Sun Java System Web Server 7.0 Update 7 Administrator's Guide

Configuring Search Collections

Searches require a database of searchable data against which users will search. Server administrators create this database, called a collection, which indexes and stores information about documents on the server. Once the server administrator indexes all or some of a server’s documents, information such as title, creation date, and author is available for searching.


Note –

About Search Collections:


Supported Formats

Files of the following format can be indexed and searched.

  1. HTML documents — .html and .htm

  2. ASCII Plain Text — .txt

  3. PDF.

Unsupported Formats

Following file formats are not supported for searching and indexing.

  1. MSWORD.

  2. MSEXCEL.

  3. MSPOWERPOINT.

However customers can still download the relevant filter plugins from nutch 1.0 and place them in appropriate directories. But this is not supported.

Here are the steps:

  1. Download parse-msexcel, parse-msword,parse-mspowerpoint copy into <INSTALL_ROOT>/lib/htmlconvert/plugins directory and update the htmlconvert/conf/nutch-site.xml to include these plugins.

    <value>parse-(text|html|pdf|oo|msword|mspowerpoint|msexcel)</value>

  2. Download lib-jakarta-poi from nutch1.0 and replace the existing libraries.

Adding a Search Collection

To add a new collection, perform the following tasks:

  1. Click the Configurations tab.

  2. Select the configuration from the configuration list.

  3. Click the Virtual Servers tab.

  4. Select the virtual server from the virtual server list.

  5. Click the Search tab.

  6. Under Search Collections, click Add Search Collection to add a new search collection.

The following section describes the fields in the page for creating a new search collection:

  1. Provide Search Collection Information

    1. Collection Name — Enter a unique name for the search collection.


      Note –

      Multi byte characters are not allowed as collection name.


    2. Display Name — (Optional) The display name will appear as the collection name in the search query page. If you do not specify a display name, the collection name serves as the display name.

    3. Description — (Optional) Enter text that describes the new collection.

    4. Path — You can either create the collection in the default location or provide a valid path, where the collection will be stored.

  2. Provide Indexing Information

    1. Directory to Index — Enter the directory from which documents will be indexed into the collection. Only the directories visible from this virtual server can be indexed.

    2. Sub Directory— Enter the sub directory from which documents will be indexed into the collection. Sub directory path should be relative to the directory path specified earlier.

    3. Pattern — Specify a wildcard to select the files to be indexed.

      Use the wildcard pattern judiciously to ensure that only specific files are indexed. For example, specifying *.* might cause even executable and Perl scripts to be indexed.

    4. Subdirectories— Enabled/Disabled. Default value is Enabled. If you enable this option, documents within the subdirectories of the selected directory will also be indexed.

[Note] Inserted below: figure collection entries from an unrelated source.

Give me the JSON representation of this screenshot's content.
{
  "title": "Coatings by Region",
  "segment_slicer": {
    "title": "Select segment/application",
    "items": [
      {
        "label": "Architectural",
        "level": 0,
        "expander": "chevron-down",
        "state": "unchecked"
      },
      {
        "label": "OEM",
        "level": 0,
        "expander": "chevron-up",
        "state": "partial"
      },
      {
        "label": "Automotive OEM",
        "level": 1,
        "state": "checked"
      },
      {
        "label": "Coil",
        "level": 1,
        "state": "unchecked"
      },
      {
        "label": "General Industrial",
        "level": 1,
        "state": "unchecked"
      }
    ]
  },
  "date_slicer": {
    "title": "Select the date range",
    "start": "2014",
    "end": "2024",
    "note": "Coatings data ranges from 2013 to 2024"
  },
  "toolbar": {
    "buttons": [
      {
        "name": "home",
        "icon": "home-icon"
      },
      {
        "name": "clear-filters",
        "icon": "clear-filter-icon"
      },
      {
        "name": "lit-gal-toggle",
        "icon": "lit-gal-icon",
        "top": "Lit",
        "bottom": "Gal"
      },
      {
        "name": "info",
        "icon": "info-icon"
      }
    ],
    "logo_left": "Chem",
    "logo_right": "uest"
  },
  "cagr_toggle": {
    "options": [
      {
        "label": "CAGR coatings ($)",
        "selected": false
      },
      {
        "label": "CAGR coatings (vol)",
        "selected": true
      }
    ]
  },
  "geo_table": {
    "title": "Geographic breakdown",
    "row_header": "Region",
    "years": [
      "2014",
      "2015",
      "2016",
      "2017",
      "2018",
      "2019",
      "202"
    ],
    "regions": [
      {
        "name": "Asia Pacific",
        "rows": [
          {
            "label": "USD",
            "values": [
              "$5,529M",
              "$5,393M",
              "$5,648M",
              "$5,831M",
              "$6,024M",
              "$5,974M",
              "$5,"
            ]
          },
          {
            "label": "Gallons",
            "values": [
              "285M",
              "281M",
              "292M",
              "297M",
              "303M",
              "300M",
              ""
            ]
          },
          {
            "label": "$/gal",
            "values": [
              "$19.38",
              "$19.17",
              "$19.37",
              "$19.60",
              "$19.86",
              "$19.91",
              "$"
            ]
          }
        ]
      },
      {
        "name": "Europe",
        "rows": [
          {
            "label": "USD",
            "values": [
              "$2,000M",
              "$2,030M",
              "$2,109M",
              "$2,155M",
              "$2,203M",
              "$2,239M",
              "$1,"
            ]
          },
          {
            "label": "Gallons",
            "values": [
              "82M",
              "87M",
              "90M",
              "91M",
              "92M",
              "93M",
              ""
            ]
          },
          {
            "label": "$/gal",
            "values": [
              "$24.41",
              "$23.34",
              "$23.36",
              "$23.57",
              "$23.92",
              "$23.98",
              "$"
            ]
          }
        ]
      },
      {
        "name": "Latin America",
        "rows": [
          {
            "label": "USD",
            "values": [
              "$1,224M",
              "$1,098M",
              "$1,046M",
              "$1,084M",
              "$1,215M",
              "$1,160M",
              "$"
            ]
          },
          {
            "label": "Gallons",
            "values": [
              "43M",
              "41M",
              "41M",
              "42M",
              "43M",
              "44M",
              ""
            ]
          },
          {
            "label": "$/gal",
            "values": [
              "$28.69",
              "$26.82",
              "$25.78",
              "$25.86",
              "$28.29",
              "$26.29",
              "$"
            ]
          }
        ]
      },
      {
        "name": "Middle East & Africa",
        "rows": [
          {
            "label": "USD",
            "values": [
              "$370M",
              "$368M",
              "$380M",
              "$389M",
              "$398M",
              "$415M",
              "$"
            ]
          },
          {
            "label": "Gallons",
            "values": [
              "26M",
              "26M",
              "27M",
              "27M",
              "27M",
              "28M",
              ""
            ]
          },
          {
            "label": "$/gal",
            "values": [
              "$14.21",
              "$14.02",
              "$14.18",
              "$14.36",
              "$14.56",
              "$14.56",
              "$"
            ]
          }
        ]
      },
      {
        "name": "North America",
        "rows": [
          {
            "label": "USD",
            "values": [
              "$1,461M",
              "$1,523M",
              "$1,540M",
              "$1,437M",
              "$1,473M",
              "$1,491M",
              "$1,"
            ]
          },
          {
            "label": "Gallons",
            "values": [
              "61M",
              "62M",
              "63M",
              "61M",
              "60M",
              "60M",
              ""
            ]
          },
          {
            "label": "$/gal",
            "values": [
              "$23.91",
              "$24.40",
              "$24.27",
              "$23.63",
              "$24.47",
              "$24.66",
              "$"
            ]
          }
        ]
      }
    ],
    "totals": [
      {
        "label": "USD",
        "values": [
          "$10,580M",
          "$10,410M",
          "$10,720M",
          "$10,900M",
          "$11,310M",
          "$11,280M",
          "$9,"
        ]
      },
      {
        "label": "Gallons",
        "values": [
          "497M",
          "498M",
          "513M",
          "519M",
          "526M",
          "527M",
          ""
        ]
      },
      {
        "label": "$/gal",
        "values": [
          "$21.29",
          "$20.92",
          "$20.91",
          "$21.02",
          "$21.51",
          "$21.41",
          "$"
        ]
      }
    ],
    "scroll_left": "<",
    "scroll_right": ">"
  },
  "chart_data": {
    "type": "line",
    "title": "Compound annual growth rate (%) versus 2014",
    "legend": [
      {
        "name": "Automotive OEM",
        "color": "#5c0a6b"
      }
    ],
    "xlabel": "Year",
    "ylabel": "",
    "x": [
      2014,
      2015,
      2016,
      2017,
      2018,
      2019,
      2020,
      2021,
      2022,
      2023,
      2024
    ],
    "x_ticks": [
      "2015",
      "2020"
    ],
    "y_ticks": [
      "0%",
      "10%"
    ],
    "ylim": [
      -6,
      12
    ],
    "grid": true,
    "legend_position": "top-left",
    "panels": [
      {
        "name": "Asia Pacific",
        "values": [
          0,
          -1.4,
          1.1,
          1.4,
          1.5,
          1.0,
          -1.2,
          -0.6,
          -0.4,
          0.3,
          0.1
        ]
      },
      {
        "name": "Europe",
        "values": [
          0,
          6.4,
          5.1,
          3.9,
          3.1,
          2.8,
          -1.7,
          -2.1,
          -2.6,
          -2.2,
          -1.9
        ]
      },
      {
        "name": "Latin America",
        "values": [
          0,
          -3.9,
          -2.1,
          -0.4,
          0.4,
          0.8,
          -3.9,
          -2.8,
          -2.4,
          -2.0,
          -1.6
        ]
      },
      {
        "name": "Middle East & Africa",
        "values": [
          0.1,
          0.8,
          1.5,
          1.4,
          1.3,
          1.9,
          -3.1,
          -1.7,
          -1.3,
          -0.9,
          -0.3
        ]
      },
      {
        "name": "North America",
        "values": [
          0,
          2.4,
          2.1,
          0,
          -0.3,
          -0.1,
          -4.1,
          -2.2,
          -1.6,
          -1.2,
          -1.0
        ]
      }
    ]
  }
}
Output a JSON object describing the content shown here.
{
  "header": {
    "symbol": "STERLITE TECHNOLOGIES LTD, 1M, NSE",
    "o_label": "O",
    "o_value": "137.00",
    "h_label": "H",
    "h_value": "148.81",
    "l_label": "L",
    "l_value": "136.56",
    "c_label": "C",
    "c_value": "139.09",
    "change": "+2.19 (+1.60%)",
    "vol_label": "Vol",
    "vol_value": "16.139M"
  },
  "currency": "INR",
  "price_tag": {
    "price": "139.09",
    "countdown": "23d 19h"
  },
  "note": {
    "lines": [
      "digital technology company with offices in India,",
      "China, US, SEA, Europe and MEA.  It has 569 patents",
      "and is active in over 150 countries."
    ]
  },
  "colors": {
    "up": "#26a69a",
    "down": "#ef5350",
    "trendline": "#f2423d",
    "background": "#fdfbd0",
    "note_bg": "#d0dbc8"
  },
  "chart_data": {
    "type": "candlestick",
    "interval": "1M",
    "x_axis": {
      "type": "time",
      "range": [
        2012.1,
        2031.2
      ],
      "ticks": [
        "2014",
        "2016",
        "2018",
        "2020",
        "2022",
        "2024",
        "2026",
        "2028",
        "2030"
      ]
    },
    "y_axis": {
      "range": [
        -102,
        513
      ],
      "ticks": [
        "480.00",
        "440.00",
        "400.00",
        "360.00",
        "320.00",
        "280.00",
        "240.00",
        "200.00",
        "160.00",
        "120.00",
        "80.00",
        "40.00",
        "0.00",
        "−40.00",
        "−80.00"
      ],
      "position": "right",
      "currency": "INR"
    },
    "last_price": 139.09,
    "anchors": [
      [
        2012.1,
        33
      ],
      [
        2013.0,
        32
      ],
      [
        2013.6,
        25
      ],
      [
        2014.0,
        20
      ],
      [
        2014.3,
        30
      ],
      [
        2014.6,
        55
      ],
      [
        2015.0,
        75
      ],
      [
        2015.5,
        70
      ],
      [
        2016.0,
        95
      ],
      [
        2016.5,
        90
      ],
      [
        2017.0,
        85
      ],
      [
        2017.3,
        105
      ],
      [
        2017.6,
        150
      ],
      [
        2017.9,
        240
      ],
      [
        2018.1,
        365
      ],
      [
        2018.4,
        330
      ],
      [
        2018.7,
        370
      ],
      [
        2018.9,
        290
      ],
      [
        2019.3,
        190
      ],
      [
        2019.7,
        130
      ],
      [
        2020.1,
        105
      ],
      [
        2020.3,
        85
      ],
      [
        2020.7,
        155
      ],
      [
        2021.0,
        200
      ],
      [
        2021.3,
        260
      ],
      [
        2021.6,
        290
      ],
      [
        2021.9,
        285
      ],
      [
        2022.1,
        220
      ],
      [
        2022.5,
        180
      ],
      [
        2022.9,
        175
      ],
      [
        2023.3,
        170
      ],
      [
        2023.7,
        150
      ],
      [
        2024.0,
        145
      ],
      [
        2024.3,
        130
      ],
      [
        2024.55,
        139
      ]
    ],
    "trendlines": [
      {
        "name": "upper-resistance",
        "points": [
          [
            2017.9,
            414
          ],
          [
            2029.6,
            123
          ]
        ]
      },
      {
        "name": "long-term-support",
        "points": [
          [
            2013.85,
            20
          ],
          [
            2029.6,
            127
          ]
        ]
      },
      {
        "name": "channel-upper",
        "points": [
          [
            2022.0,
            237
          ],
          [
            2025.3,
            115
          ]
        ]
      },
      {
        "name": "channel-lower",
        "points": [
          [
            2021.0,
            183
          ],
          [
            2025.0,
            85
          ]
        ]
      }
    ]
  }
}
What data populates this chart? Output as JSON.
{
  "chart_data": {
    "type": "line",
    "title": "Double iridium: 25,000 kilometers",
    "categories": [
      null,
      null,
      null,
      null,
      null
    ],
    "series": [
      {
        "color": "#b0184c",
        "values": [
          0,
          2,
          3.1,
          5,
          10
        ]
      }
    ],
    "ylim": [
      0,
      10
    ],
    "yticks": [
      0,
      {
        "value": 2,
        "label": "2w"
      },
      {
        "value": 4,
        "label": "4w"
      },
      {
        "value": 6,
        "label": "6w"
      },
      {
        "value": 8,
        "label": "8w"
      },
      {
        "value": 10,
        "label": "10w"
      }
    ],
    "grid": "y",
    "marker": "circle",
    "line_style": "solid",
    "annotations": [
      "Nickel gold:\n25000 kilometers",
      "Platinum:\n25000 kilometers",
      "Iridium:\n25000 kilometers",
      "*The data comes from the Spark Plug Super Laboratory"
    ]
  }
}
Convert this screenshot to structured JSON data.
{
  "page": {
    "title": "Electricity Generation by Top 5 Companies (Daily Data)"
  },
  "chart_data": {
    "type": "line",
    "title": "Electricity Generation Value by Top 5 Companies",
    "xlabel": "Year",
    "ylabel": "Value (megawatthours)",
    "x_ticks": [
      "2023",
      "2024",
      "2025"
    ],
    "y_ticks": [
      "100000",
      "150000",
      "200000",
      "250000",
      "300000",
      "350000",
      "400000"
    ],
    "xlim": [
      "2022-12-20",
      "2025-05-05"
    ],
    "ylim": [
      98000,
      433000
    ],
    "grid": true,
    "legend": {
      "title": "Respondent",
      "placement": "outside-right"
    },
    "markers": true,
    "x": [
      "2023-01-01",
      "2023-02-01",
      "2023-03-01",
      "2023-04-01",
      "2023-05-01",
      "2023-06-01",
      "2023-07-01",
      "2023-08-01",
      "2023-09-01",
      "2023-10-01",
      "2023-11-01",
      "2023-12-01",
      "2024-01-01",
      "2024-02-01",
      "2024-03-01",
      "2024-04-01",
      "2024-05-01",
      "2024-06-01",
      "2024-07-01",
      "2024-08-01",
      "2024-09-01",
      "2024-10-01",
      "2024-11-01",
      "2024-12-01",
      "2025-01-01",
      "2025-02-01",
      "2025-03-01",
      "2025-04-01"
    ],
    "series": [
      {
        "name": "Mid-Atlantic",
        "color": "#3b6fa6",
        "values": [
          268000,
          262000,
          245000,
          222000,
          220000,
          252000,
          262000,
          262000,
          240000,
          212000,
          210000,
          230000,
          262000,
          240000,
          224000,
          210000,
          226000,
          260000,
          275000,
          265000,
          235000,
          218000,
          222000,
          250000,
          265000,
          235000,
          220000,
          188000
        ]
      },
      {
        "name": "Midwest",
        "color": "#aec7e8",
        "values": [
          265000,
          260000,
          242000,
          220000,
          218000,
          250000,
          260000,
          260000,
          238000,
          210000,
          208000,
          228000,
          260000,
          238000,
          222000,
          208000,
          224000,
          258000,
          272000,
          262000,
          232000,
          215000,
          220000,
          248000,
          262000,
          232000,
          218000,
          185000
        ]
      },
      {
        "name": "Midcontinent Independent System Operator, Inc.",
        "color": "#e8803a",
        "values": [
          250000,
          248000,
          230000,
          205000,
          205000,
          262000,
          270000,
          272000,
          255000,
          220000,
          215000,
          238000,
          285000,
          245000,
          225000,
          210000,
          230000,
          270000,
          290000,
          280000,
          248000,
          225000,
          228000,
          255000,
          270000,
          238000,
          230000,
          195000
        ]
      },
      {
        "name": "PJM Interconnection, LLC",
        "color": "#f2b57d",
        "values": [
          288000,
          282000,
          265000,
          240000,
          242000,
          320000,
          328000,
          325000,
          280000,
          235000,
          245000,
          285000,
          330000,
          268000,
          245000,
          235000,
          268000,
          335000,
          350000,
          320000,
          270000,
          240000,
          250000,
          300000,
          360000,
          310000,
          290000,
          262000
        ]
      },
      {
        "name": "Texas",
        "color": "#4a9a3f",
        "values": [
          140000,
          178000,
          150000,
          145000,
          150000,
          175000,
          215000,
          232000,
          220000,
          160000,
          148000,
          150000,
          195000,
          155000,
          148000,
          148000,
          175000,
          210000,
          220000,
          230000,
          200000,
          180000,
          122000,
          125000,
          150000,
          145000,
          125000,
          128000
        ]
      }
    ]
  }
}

    5. Default Document Encoding

      Documents in a collections are not restricted to a single language/encoding. Every time documents are added, only a single encoding can be specified. However, the next time you add documents to the collection, you can select a different default encoding.

  3. Step 3: View the Summary

    1. View the summary and click Finish to add the new collection.


Note –

Using CLI

To add a search collection through CLI, execute the following command.


wadm> create-search-collection --user=admin --password-file=admin.pwd 
--host=serverhost --port=8989 --config=config1 --vs=config1_vs_1 --uri=/search_config1 
--document-root=../docs searchcoll

See CLI Reference, create-search-collection(1).


Deleting a Search Collection

To delete a search collection, perform the following tasks:

  1. Click the Configurations tab.

  2. Select the configuration from the configuration list.

  3. Click the Virtual Servers tab.

  4. Select the virtual server from the virtual server list.

  5. Click the Search tab.

  6. Under Search Collections, select the collection name and click Delete to delete the collection.


Note –

Using CLI

To delete a search collection through CLI, execute the following command.


wadm> delete-search-collection --user=admin --password-file=admin.pwd 
--host=serverhost --port=8989 --config=config1 --vs=config1_vs_1 searchcoll

See CLI Reference, delete-search-collection(1).